A top scientist at the World Health Organization (WHO) on Thursday said the pause in pharmaceutical company AstraZeneca’s coronavirus vaccine study is a “good wake up call,” given “ups and downs in research.”
Dr. Soumya Swaminathan, WHO chief scientist, on Thursday said clinical trial protocols have an operating procedure for managing any side effects among participants.
The New York Times, citing a person familiar with the situation, said an individual in the study came down with transverse myelitis, which the paper described as an inflammatory syndrome in the spinal cord. The paper said it was not clear if there was a connection to the vaccine.
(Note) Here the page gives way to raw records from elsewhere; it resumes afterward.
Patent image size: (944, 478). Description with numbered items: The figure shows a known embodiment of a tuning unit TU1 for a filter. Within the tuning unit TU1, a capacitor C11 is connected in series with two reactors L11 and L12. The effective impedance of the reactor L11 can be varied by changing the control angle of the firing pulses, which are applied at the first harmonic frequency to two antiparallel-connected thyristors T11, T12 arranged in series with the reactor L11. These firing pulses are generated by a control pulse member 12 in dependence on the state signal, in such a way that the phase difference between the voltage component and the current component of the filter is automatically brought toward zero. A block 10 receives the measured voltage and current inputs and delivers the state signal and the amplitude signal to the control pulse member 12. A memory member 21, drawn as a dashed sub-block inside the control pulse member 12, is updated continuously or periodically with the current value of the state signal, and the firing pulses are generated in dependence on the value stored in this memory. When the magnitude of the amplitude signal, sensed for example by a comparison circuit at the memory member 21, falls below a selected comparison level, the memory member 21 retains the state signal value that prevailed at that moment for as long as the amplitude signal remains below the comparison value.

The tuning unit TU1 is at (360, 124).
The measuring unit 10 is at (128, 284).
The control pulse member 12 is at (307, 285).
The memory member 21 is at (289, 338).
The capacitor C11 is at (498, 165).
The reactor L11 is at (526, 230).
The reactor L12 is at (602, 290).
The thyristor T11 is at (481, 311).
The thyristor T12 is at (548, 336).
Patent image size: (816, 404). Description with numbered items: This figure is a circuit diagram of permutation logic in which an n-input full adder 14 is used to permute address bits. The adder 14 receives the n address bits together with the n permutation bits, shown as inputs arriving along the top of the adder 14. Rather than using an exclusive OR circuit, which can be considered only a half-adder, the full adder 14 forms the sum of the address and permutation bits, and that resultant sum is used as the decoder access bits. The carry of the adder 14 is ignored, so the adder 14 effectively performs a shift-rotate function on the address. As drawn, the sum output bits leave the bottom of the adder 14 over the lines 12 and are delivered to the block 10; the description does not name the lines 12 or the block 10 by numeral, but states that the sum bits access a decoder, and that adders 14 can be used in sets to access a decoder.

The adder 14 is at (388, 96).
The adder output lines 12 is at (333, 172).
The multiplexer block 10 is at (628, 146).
“There is a protocol for what you do if something happens,” Swaminathan said at a media briefing. “If it’s a mild side effect, there are things to be done. If it is major, as it was in this case, it was a severe side event. Therefore the trial was halted.”
She called the pause “normal procedure” and “good clinical practice” because safety is the top priority in clinical trials.
“I think this is a good, perhaps a wake-up call or a lesson for everyone to recognize the fact that there are ups and downs in research, there are ups and downs in clinical development and we have to be prepared for those,” she said.
Swaminathan said a data safety monitoring board will examine the details of the side effect and then determine the next steps for the trial.
“We hope that things will be able to move on, but again it depends. It depends on a lot and we have to wait to see the details of what actually happened,” she said.
AstraZeneca's CEO, Pascal Soriot, discussed the delay at an online event on Thursday, per Reuters.
“It’s very common, actually, and many experts will tell you this,” Soriot said, per the outlet. “The difference with other vaccine trials is, the whole world is not watching them, of course. They stop, they study, and they restart.”
Nevertheless, the executive reportedly said AstraZeneca expects results by the end of this year, assuming trials can pick up again soon.
Fox News' Frank Miles contributed to this report.